Federal health agencies, in coordination with their state and local counterparts and community partners, are exploring opportunities to offer mpox prevention initiatives and vaccinations at LGBTQ events this summer, Dr. Demetre Daskalakis said on Thursday.

Daskalakis, the deputy coordinator for the White House’s national mpox response, described these deliberations in response to a question from the Washington Blade during a media telebriefing on mpox that was hosted by the Centers for Disease Control and Prevention.

The CDC on Monday issued a Health Alert Network Health Update on the potential risk for new mpox cases.

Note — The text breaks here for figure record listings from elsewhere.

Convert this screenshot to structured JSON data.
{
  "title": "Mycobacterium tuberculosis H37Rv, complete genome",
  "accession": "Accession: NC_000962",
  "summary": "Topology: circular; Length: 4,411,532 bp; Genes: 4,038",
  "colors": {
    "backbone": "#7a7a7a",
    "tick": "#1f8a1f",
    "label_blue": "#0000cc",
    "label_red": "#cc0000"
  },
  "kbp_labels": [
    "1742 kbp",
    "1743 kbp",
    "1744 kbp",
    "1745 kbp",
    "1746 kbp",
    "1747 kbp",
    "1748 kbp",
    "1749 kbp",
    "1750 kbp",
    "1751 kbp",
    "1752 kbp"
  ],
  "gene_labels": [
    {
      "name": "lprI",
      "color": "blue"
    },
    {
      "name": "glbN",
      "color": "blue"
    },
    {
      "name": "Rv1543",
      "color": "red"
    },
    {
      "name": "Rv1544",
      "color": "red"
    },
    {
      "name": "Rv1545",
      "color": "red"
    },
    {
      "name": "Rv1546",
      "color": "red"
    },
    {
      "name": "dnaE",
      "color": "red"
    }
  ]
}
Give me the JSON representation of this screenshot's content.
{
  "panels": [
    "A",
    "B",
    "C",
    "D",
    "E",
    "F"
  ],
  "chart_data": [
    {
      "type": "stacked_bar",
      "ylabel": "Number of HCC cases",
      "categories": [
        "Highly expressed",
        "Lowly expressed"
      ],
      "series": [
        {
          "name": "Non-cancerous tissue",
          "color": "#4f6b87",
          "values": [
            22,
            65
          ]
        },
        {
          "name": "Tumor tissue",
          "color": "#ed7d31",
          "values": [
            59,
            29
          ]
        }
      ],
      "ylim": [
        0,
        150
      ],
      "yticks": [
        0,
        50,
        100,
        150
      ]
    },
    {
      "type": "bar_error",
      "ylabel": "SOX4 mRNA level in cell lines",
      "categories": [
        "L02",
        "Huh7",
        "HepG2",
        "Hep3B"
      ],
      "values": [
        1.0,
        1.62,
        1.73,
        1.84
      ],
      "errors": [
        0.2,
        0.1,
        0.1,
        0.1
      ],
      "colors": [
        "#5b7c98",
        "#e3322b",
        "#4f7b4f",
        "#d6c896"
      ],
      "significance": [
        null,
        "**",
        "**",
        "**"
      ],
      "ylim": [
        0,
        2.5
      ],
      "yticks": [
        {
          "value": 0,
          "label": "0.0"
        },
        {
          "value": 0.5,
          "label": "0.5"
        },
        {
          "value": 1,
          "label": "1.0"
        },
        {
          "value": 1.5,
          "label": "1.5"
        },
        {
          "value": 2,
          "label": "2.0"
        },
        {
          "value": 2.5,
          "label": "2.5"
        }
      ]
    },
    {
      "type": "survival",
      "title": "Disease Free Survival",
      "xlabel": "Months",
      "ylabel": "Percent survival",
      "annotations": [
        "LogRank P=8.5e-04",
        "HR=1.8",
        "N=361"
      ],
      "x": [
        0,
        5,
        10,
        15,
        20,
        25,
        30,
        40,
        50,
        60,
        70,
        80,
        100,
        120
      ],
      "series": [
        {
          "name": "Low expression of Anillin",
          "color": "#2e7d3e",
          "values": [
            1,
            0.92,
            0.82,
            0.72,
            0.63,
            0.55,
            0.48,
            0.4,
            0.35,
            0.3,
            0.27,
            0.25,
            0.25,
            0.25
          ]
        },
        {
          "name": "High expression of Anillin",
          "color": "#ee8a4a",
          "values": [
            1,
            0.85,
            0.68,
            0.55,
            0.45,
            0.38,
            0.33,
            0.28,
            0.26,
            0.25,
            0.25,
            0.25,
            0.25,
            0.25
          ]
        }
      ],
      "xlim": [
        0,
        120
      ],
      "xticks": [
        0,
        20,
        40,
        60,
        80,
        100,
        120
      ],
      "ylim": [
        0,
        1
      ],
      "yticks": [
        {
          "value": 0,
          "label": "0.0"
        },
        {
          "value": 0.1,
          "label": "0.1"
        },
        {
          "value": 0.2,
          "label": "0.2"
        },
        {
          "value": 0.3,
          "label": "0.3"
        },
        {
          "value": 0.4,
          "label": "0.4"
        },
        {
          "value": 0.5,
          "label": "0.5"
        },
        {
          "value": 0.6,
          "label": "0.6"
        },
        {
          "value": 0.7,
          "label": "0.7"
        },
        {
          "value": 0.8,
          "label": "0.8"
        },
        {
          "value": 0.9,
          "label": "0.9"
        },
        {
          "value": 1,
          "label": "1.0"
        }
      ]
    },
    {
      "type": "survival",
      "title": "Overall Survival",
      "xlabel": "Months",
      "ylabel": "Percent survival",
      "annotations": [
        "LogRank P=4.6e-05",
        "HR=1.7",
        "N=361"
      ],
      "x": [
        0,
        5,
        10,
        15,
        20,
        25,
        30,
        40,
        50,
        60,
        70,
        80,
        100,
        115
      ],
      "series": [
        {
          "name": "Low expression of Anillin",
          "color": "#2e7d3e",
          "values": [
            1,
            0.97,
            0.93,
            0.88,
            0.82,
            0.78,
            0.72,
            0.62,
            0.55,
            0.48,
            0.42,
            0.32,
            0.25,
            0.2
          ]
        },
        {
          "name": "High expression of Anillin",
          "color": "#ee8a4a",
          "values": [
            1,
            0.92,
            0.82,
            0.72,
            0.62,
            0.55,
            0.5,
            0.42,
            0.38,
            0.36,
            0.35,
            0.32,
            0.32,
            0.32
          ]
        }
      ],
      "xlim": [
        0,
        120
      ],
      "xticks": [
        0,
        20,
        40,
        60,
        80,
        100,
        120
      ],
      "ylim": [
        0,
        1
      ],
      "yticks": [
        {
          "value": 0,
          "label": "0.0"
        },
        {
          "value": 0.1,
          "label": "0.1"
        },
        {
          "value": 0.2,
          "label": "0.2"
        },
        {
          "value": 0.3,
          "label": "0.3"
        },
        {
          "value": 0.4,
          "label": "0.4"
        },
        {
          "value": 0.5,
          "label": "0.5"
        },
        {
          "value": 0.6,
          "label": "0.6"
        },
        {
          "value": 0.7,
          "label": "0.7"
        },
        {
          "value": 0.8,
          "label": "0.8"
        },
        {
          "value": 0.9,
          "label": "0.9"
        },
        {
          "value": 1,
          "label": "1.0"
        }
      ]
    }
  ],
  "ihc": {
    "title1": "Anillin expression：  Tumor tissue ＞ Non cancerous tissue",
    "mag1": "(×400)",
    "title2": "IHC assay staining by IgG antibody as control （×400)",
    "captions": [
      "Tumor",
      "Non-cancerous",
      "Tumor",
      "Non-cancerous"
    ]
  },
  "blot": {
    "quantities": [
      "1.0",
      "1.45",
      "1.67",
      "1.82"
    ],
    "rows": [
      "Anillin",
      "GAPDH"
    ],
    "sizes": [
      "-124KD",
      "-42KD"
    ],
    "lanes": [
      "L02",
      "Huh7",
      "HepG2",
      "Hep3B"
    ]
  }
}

Since the peak of about 460 cases per day in August 2022, new cases have steadily declined, but following the cluster recently reported in the Chicago area, the update warns, “spring and summer season in 2023 could lead to a resurgence of mpox as people gather for festivals and other events.”

“We have the vaccine, and we have organizations that are willing to do it,” Daskalakis said during Thursday’s call, adding that resources are available and can be deployed flexibly because they are built into existing “HIV and STI funding to allow for this work.”

And the Mpox Crisis Response Cooperative Agreement, Daskalakis said, “provides even more resources locally for such efforts.”

Daskalakis and CDC Mpox Response Incident Manager Dr. Christopher R. Braden also briefed reporters on findings from new studies on the efficacy of the JYNNEOS vaccine for the prevention of mpox.

That data, per the CDC’s Morbidity and Mortality Weekly Report, reveals that “Among gay, bisexual, and other MSM and transgender adults aged 18-49 years, two doses of the JYNNEOS vaccine were 86 percent effective against mpox, indicating substantial protection against mpox.”

Additionally, “All routes of vaccine administration provided similar protection.”